Yes. Two models, 80% are workstations and 20% laptops.
Gosh, great question. I had not thought about this yet.
I suppose this means I need to create two recovery solutions?

I feel as though I am trying to sysprep Windows without the
sysprep tool.

:)

kidders
February 24th, 2009, 11:37 PM
That sounds quite neat, really. The biggest problem I'd have with your plan is that a botched bootloader is such a common issue, I'm not sure it's ideal for a recovery solution to depend on one. Still ... if that's what your client is insisting on, there's not a lot you can do, I suppose!

On the other hand, if the client is open to persuasion, it might also be worth pointing out that after restoring a computer, step two will invariably be "apt-get update && apt-get upgrade" (to kill off bugs & security issues) ... something which could take quite some time over a POTS. Deploying a disc-based recovery solution would allow you to update the images every few months to incorporate important updates (and possibly charge recurring support fees for doing so?).

Another suggestion I would make is to consider a single-partition install. Storing swap space & boot images in separate partitions creates extra failure points, and would make automated recoveries more complicated.


I suppose this means I need to create two recovery solutions?Not necessarily ... you only need more than one recovery image if there are significant differences between your two operating environments (ie more than just the contents of a few files in /etc). Having to create two would be a real headache. :-(

gamhead
November 1st, 2010, 09:49 PM
I agree that a botched bootloader is the biggest problem but surely this is the final piece of the puzzle that Ubuntu has consistently failed to address?

A decent recovery partition loaded with user friendly tools capable of inspecting and reconfiguring the bootloader - hence protecting the users from themselves is what is needed..

Im an experience programmer but have still managed to foul up my installations and get muddled when trying to resize my windows partition to make room for more ubuntu :(

kidders
November 2nd, 2010, 01:34 AM
Hi there,


A decent recovery partition loaded with user friendly tools capable of inspecting and reconfiguring the bootloader - hence protecting the users from themselves is what is needed.:confused: Without a functioning bootloader, there'd be no way to access it.

gamhead
November 2nd, 2010, 11:19 AM
Yeah I hear ya, but isnt the problem that there are too many adhocs tools for managing this, and bootdiscs that let you get yourself in trouble?

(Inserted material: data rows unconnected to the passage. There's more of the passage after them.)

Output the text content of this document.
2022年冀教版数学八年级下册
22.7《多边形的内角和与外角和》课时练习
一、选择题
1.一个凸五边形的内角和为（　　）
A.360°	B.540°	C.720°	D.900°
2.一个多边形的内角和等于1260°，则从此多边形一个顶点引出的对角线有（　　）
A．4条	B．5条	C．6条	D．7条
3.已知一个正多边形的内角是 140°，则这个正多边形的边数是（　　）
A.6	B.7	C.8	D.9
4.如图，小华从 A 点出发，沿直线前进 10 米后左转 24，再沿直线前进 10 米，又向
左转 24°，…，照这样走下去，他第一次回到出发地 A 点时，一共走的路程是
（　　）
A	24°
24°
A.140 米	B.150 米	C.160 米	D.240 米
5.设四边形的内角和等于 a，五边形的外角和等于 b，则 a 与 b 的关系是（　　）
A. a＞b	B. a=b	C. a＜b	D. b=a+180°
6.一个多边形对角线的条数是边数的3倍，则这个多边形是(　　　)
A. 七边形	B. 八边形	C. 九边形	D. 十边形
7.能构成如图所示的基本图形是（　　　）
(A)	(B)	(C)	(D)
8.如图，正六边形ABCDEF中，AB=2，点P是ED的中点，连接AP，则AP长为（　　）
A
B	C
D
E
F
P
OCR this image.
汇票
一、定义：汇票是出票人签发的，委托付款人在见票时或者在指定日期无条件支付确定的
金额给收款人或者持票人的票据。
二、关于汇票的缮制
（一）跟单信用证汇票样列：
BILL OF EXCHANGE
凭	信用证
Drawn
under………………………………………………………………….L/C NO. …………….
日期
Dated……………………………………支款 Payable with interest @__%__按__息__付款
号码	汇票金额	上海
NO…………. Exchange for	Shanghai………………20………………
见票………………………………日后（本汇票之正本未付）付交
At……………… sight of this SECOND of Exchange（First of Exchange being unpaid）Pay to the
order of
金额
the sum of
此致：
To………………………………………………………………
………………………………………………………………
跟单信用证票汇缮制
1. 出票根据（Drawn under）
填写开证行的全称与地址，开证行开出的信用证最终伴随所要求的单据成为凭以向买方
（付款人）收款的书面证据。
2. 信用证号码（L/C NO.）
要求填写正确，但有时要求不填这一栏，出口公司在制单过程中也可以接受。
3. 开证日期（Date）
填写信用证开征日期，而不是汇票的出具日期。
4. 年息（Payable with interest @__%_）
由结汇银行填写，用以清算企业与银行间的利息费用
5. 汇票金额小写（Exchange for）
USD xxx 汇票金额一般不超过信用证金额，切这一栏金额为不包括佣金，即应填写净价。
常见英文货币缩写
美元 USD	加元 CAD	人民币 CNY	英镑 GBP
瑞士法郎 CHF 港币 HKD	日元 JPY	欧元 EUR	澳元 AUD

If there was a recovery partition that could, by default, be installed onto a harddisk with an Ubuntu install with decent GUI tools to manage this stuff the users could be given a solution that is much harder to corrupt

timbott
March 2nd, 2011, 05:45 PM
I'm trying to solve a similar problem. This thread is marked as "solved" but I don't see an actual solution here yet. Chris would you be willing to share what you actually did to solve the problem and/or some of the scripts or steps?

your help would be much appreciated.